Я не задумался подробно рассказать ему о случившемся со мною и прибавил, что, как мне кажется, он сам был у меня ночью, и выразил ему свою радость, что не заставил его обиднейшим образом обратиться в бегство и не поддался иллюзии нападения в неприятельском городе, а это легко могло бы мне прийти в голову после похода. За будущее я ему не ручался. Пока я говорил, он, улыбаясь, качал головой, а когда я кончил, очень мягким тоном сказал:

— Ах, не сердитесь только, многоуважаемый сосед! Полно вам! Я ведь сразу же подумал, что так оно и должно быть, я уже сегодня утром знал, что так оно и было, ибо чувствовал себя так хорошо, ощущал столь полное спокойствие. Я человек немного боязливый, да как бы и могло оно быть иначе! А тут еще говорят, что послезавтра… — И с этими словами он перешел к обыкновенным городским новостям, за которыми последовали другие сведения, ценные для всякого иностранца или приезжего, а сообщал он их с живостью и не без иронической приправы. Но так как этот человек весьма заинтересовал меня, то я все же снова вернулся к событиям ночи и попросил его рассказать мне без всяких церемоний, что могло его заставить потревожить мой сон столь странным и жутким образом.

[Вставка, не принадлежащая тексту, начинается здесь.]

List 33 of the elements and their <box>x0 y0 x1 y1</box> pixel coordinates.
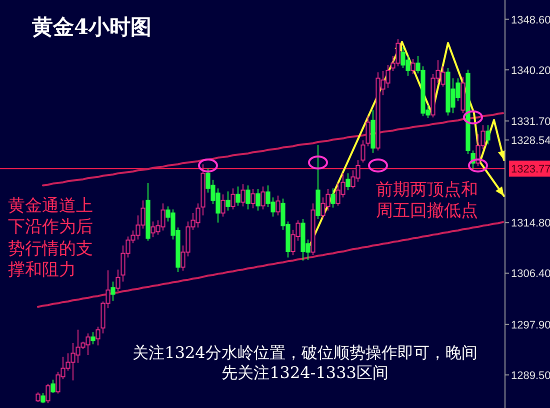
point <box>198 158 218 172</box>
candlestick <box>250 188 256 209</box>
candlestick <box>230 188 236 210</box>
candlestick <box>116 269 120 292</box>
candlestick <box>36 392 40 402</box>
candlestick <box>226 190 230 212</box>
candlestick <box>40 392 46 404</box>
candlestick <box>276 195 280 216</box>
annotation: 黄金通道上下沿作为后势行情的支撑和阻力 <box>8 196 94 281</box>
candlestick <box>96 326 100 346</box>
candlestick <box>110 281 116 302</box>
candlestick <box>46 383 50 404</box>
annotation: 关注1324分水岭位置，破位顺势操作即可，晚间先关注1324-1333区间 <box>132 343 478 383</box>
candlestick <box>220 194 226 218</box>
candlestick <box>360 140 366 163</box>
candlestick <box>346 172 350 191</box>
candlestick <box>50 379 56 394</box>
annotation: 前期两顶点和周五回撤低点 <box>376 180 479 222</box>
point <box>468 158 488 172</box>
point <box>308 155 328 170</box>
candlestick <box>410 58 416 75</box>
candlestick <box>260 186 266 210</box>
candlestick <box>366 116 370 147</box>
candlestick <box>90 332 96 345</box>
candlestick <box>486 124 490 145</box>
title: 黄金4小时图 <box>32 14 152 40</box>
point <box>368 158 388 172</box>
candlestick <box>256 188 260 212</box>
candlestick <box>246 184 250 210</box>
candlestick <box>240 184 246 207</box>
candlestick <box>330 188 336 208</box>
candlestick <box>236 186 240 206</box>
point <box>463 110 483 124</box>
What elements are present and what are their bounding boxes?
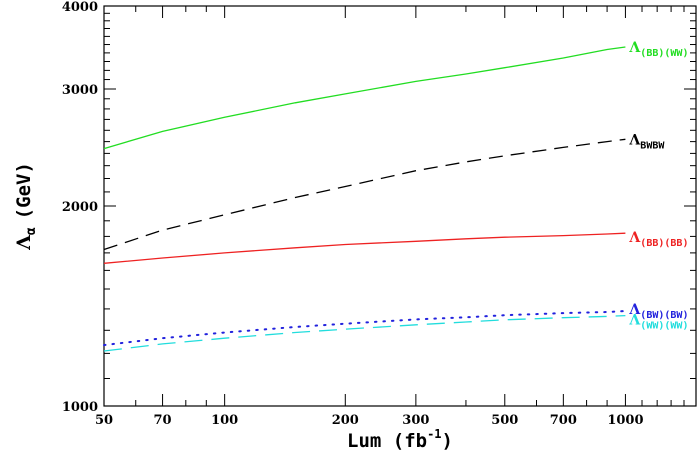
x-tick-label: 300 — [402, 413, 429, 428]
series-line-3 — [103, 310, 627, 347]
series-lines — [103, 46, 627, 352]
plot-frame — [103, 5, 697, 407]
series-labels: Λ(BB)(WW) ΛBWBW Λ(BB)(BB) Λ(BW)(BW)Λ(WW)(WW… — [628, 40, 688, 332]
axis-ticks — [103, 5, 696, 407]
x-tick-label: 100 — [211, 413, 238, 428]
series-line-4 — [103, 314, 626, 352]
series-label-4: Λ(WW)(WW) — [628, 313, 688, 332]
tick-labels: 50 70 100 200 300 500 700 1000 1000 2000 3000 4000 — [62, 0, 644, 428]
y-tick-label: 2000 — [62, 200, 98, 215]
x-tick-label: 70 — [154, 413, 172, 428]
x-tick-label: 500 — [491, 413, 518, 428]
series-label-2: Λ(BB)(BB) — [628, 230, 688, 249]
series-label-0: Λ(BB)(WW) — [628, 40, 688, 59]
series-label-3: Λ(BW)(BW) — [628, 302, 688, 321]
y-tick-label: 3000 — [62, 83, 98, 98]
series-line-1 — [103, 138, 626, 251]
y-tick-label: 1000 — [62, 400, 98, 415]
x-tick-label: 700 — [550, 413, 577, 428]
x-tick-label: 50 — [95, 413, 113, 428]
y-tick-label: 4000 — [62, 0, 98, 15]
x-axis-title: Lum (fb-1) — [347, 427, 453, 452]
x-tick-label: 200 — [332, 413, 359, 428]
svg-text:Λα(GeV): Λα(GeV) — [13, 162, 39, 251]
y-axis-title: Λα(GeV) — [13, 162, 39, 251]
series-line-2 — [103, 232, 626, 264]
series-line-0 — [103, 46, 626, 150]
x-tick-label: 1000 — [607, 413, 643, 428]
series-label-1: ΛBWBW — [628, 132, 665, 151]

— Ах, только не сердитесь, многоуважаемый сосед, — начал он снова, — что я, сам не знаю как, решился на это. Я это сделал лишь затем, чтобы узнать, каких вы мыслей обо мне; я человек боязливый, и новый сосед может причинить мне сильную тревогу, пока я не узнаю, как он ко мне относится.

Я стал уверять этого странного человека, что до сих пор ничего не понял; тогда он взял меня за руку и повел к себе в комнату.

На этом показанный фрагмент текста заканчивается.